Der Mann hat sich das anders vorgestellt. Er kommt nach hause und anstatt einer fröhlichen Frau die schon das Haus geputzt hat, erwartet ihn ein schreiendes Kind und eine kaputte Mutter, die ihm das Kind in die Hand drückt. Er bleibt immer öfter länger im Büro. Seine Kollegen verstehen ihn, ihnen gehts nicht anders. Die Frau meckert, obwohl sie doch den ganzen Tag für die Familie schuften. Sie würden sich ja gerne mehr kümmern aber da gibt der Job nunmal nicht her. Sie würden ja gerne weniger arbeiten aber das Gehalt der Frau – halbtags, mit Steuerklasse 5 – da bleibt nach Abzug der Kita Kosten ja nichts über. Und Sex gibt es auch kaum noch.

Er lernt eine neue Frau kennen. Sie ist jung, unkompliziert, fröhlich. Im Grunde ist sie so wie seine Frau mal war, als er sich in sie verliebt hat. Er verliebt sich. Trennt sich. Er ist kein schlechter Mensch. Natürlich zahlt er Unterhalt für das Kind. Sie darf die Eigentumswohnung behalten, damit sie und das Kind dort wohnen bleiben können. Natürlich muss sie dann den Kredit zahlen. Aber die Möbel schenkt er ihr.

Dafür, dass sie so wenig verdient und nichts angespart hat, kann er ja nun nichts. Auch, dass ihr Arbeitgeber sie nicht wieder in Vollzeit beschäftigen möchte, ist nicht seine Schuld. Um sein Kind kümmert er sich gerne am Wochenende. In der Woche macht das keinen Sinn, sie arbeitet ja sowieso nur Teilzeit und hat viel mehr Zeit. Er hat in den letzten Jahren Karriere gemacht. Er verdient jetzt richtig gut.
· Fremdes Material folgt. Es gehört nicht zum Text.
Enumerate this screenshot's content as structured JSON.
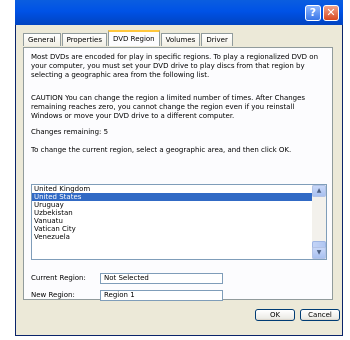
{
  "titlebar": {
    "help_label": "?",
    "close_label": "✕"
  },
  "tabs": [
    {
      "label": "General"
    },
    {
      "label": "Properties"
    },
    {
      "label": "DVD Region"
    },
    {
      "label": "Volumes"
    },
    {
      "label": "Driver"
    }
  ],
  "active_tab": "DVD Region",
  "content": {
    "intro": "Most DVDs are encoded for play in specific regions. To play a regionalized DVD on your computer, you must set your DVD drive to play discs from that region by selecting a geographic area from the following list.",
    "caution": "CAUTION  You can change the region a limited number of times. After Changes remaining reaches zero, you cannot change the region even if you reinstall Windows or move your DVD drive to a different computer.",
    "changes_remaining": "Changes remaining: 5",
    "instruction": "To change the current region, select a geographic area, and then click OK."
  },
  "region_list": {
    "items": [
      "United Kingdom",
      "United States",
      "Uruguay",
      "Uzbekistan",
      "Vanuatu",
      "Vatican City",
      "Venezuela"
    ],
    "selected": "United States"
  },
  "current_region": {
    "label": "Current Region:",
    "value": "Not Selected"
  },
  "new_region": {
    "label": "New Region:",
    "value": "Region 1"
  },
  "buttons": {
    "ok": "OK",
    "cancel": "Cancel"
  },
  "colors": {
    "titlebar": "#0052e6",
    "selection": "#316ac5",
    "active_tab_accent": "#ffc73c"
  }
}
Sie war einfach naiv. Sie hat sich abhängig gemacht, obwohl sie das nie wollte. Sie sitzt in der Frauenfalle. Irgendwo zwischen -nicht ausreichend einsetzbar- und -überqualifiziert-. Dankbar kann sie sein, dass der Staat sie auffängt.

So oder so ähnlich hört man es momentan von allein Seiten. So ähnlich war es auch bei meiner Mutter. Auf die Teilzeitstelle folgte irgendwann Arbeitslosigkeit. Auf die Arbeitslosigkeit folgten geringfügige Beschäftigungen. Sie wollte zeigen, dass sie arbeiten will. Am Ende hieß es – sie ist zu lange raus aus ihrem Hauptjob. Oder – sie ist überqualifiziert und bald weg. Das bittere Ende ist ein Rentenbescheid auf dem 340 Euro stehen.

Ich will das ja alles anders machen. Ganz anders. Gleichberechtigt und unabhängig will ich sein. Gut, das geringere Gehalt… Wirklich groß wird der Unterschied aber eigentlich auch erst durch unsere Steuerklassen. Mit Steuerklasse 5 bleibt mir weniger. Aber insgesamt ist es mehr und wir sind ja nunmal eine Familie. Ein kleines Opfer muss man nunmal bringen.

Und das geringere Gehalt birgt ja andere Vorteile. Ich kann problemlos in Elternzeit und Teilzeit. Mein Mann könnte das wohl nicht.

Verdammt. Ich bin jetzt schon drin und das noch bevor ich die Verhütung abgesetzt habe.

 

Was ich damit sagen will? Leute bekommt mehr Kinder! Eines unserer größten gesellschaftlichen Probleme sind fehlende Kinder. Und Frauen – stellt euch nicht so an. Kinder sind privates Glück, das ist euer Problem. Ihr wolltet ja Kinder.